12-month momentum (no skip):
Fama-French Alpha: -0.1063
T-statistic: -0.8132

12-month momentum (1-month skip):
Fama-French Alpha: 0.0842
T-statistic: 0.6294


(np.float64(0.08415769258462713), np.float64(0.6293993701293014))

The results mean that the Fama-French three-factor model does not fully explain the returns of the 1month momentum strategy, as indicated by the alpha > 0 and the statistically significant T-statistic . This suggests that there are additional factors or anomalies, such as momentum, that are not captured by the Fama-French model.
However, for the 12-month momentum strategies (both with and without the skip), the alphas are much closer to zero and the T-statistics are not statistically significant. This indicates that the Fama-French model does a better job of explaining the returns of these longer-term momentum strategies.

In [49]:
'''f) For all three momentum strategies from parts a), c), and d), calculate the four-factor
Fama-French alpha using the factors RMRF, SMB, HML, and UMD, and determine
if this model can now price the momentum strategies? What do you learn from this
regression?'''

def fama_french_alpha_four_factors(momentum_series, factors_df):
    # Align momentum series with factors
    combined = pd.concat([momentum_series, factors_df], axis=1).dropna()
    y = combined[momentum_series.name]
    X = combined[["Mkt-RF", "SMB", "HML", "UMD"]]
    X = sm.add_constant(X)

    # Fit the Fama-French model
    model = sm.OLS(y, X).fit()
    alpha = model.params["const"]
    t_stat = model.tvalues["const"]

    print(f"Fama-French Alpha: {alpha:.4f}")
    print(f"T-statistic: {t_stat:.4f}")

    return alpha, t_stat
print("1-month momentum with 4 factors:")
fama_french_alpha_four_factors(mom_1_1, factors.assign(UMD=factors["UMD"]))
print("\n12-month momentum (no skip) with 4 factors:")
fama_french_alpha_four_factors(mom_12_1, factors.assign(UMD=factors["UMD"]))
print("\n12-month momentum (1-month skip) with 4 factors:")
fama_french_alpha_four_factors(mom_12_2, factors.assign(UMD=factors["UMD"]))

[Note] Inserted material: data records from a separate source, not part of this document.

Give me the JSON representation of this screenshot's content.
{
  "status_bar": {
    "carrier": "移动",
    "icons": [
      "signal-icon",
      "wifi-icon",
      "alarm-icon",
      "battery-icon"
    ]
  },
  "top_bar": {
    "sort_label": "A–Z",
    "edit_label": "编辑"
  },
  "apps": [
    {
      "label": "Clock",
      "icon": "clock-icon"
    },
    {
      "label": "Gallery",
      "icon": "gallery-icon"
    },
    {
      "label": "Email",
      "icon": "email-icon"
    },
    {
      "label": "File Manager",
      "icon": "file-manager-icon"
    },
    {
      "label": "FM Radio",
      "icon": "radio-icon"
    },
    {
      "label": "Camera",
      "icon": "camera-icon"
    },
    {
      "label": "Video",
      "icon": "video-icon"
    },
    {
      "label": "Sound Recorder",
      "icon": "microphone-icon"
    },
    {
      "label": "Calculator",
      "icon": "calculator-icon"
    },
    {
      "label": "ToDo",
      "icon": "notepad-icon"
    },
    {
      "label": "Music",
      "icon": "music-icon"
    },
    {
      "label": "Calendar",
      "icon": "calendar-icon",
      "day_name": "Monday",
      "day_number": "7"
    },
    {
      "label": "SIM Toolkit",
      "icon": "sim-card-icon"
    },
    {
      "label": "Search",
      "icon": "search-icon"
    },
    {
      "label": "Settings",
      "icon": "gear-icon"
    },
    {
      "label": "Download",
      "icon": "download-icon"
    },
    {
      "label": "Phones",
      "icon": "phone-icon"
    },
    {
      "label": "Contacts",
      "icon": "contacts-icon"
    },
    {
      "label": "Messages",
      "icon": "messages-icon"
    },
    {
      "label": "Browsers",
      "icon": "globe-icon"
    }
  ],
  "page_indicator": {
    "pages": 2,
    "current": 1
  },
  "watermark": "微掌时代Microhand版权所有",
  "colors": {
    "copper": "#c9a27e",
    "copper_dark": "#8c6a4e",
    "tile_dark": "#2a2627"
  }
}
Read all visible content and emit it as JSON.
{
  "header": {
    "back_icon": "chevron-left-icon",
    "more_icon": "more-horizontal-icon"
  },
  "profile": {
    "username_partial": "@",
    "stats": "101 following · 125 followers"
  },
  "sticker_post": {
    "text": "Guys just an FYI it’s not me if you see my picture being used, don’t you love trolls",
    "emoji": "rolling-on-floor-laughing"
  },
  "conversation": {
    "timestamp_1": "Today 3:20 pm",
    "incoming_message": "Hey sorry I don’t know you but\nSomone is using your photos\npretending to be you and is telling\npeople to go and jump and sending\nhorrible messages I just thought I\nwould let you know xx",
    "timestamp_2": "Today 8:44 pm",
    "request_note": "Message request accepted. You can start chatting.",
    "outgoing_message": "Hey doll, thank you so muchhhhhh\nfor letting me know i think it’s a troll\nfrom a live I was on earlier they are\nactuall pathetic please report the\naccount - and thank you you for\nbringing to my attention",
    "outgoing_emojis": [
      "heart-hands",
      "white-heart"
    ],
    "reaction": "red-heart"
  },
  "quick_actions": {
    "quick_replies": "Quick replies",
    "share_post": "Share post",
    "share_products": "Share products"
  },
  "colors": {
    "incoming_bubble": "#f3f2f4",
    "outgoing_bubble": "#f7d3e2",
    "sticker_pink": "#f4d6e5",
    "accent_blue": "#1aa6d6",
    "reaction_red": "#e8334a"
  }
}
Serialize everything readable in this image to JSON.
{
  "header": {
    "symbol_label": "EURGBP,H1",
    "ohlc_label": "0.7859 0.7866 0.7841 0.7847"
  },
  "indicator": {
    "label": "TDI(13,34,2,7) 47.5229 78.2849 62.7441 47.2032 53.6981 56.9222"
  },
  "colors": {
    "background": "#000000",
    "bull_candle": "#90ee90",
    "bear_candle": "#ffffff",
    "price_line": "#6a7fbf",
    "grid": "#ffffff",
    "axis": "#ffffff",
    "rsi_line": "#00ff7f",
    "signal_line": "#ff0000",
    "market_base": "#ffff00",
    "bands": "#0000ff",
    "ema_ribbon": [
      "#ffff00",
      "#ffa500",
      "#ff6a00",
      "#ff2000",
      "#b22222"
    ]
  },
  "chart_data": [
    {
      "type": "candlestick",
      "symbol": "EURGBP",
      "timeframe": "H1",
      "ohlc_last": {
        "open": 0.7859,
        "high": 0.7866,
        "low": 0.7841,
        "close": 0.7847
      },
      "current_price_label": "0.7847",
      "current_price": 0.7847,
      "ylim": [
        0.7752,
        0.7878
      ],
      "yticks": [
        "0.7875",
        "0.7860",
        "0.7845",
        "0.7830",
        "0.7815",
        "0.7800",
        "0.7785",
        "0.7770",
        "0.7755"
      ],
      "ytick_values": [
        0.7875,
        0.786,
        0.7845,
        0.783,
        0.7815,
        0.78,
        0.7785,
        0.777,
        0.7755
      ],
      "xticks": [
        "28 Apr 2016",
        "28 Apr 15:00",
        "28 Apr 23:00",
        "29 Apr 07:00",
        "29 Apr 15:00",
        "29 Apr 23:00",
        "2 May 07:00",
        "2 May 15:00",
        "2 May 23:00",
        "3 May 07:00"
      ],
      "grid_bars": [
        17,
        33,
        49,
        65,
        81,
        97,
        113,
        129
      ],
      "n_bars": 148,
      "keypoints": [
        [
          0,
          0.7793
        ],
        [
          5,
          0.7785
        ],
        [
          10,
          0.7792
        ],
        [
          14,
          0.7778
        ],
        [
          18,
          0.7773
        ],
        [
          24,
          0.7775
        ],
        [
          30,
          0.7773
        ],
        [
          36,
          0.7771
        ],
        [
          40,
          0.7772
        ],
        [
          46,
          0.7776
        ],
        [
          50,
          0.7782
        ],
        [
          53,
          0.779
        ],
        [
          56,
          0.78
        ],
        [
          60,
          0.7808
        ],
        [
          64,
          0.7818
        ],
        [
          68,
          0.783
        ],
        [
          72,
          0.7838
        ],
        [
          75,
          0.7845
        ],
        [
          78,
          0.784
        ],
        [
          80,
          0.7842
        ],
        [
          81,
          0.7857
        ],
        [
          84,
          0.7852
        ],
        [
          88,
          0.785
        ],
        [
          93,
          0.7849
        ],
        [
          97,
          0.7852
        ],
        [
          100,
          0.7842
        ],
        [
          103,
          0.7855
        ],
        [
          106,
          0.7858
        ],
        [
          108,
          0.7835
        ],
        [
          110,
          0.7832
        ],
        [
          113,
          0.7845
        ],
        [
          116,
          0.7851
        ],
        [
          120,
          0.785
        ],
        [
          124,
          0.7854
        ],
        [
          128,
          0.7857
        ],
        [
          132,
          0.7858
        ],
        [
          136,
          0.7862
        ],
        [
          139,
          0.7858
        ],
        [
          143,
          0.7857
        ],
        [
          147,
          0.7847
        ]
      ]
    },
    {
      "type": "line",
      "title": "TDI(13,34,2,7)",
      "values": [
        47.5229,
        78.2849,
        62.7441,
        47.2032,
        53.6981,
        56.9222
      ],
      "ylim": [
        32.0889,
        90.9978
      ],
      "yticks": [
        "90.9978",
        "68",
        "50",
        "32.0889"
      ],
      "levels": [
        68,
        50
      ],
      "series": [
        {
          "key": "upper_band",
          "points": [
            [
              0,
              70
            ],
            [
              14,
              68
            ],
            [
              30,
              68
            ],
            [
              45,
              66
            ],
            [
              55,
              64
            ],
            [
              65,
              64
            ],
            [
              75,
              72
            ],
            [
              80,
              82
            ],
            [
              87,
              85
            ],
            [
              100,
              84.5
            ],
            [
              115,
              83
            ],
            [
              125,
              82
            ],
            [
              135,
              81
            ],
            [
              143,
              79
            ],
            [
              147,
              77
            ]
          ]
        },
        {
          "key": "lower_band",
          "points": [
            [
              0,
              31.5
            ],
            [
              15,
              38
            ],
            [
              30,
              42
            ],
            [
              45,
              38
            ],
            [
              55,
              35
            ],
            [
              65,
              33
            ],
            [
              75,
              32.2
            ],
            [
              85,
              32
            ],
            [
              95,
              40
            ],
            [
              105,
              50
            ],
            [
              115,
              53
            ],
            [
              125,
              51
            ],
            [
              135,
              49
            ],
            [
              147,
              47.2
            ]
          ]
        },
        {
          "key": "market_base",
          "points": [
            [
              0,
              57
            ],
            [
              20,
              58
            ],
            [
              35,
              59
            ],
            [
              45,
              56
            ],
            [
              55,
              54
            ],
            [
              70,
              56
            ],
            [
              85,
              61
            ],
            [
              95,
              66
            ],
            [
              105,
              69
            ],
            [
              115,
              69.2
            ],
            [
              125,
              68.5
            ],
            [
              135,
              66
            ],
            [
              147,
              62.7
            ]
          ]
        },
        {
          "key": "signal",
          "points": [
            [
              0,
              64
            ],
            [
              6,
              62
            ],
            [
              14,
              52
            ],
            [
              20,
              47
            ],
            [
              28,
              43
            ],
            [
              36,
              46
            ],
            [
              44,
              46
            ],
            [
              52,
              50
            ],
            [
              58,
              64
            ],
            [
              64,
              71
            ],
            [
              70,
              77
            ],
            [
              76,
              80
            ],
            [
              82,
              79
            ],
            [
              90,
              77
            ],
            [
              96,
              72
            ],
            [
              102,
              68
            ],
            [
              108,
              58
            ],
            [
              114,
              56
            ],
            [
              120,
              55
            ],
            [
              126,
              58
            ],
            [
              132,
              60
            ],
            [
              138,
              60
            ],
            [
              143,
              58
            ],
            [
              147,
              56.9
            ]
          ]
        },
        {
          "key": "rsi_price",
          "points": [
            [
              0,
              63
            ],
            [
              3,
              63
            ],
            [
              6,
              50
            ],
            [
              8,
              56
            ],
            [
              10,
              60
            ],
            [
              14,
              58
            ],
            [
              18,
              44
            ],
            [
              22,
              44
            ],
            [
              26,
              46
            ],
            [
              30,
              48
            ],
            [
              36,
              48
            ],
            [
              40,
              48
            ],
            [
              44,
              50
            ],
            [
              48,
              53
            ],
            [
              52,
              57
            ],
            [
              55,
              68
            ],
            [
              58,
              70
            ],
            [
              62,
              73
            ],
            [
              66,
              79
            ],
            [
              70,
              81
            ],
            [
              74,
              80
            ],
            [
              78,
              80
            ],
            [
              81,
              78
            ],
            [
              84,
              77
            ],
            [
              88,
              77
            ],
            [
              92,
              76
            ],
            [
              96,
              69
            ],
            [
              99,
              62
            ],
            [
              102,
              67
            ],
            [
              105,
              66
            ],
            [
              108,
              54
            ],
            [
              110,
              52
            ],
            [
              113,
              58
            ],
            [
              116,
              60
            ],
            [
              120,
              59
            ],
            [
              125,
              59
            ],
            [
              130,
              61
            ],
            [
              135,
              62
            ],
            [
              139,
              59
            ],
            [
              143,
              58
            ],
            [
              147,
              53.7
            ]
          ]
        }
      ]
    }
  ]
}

1-month momentum with 4 factors:
Fama-French Alpha: 0.5631
T-statistic: 3.2937

12-month momentum (no skip) with 4 factors:
Fama-French Alpha: -0.1165
T-statistic: -0.8671

12-month momentum (1-month skip) with 4 factors:
Fama-French Alpha: 0.0190
T-statistic: 0.1382


(np.float64(0.01895226970931703), np.float64(0.1381910058542649))

None of the results for the alphas are statistically significant which means that the Fama-French four factors can price the momentum strategies. This suggests that the momentum factor (UMD) captures the additional return variation that was not explained by the three-factor model, particularly for the 1-month momentum strategy which had a significant alpha in the three-factor regression.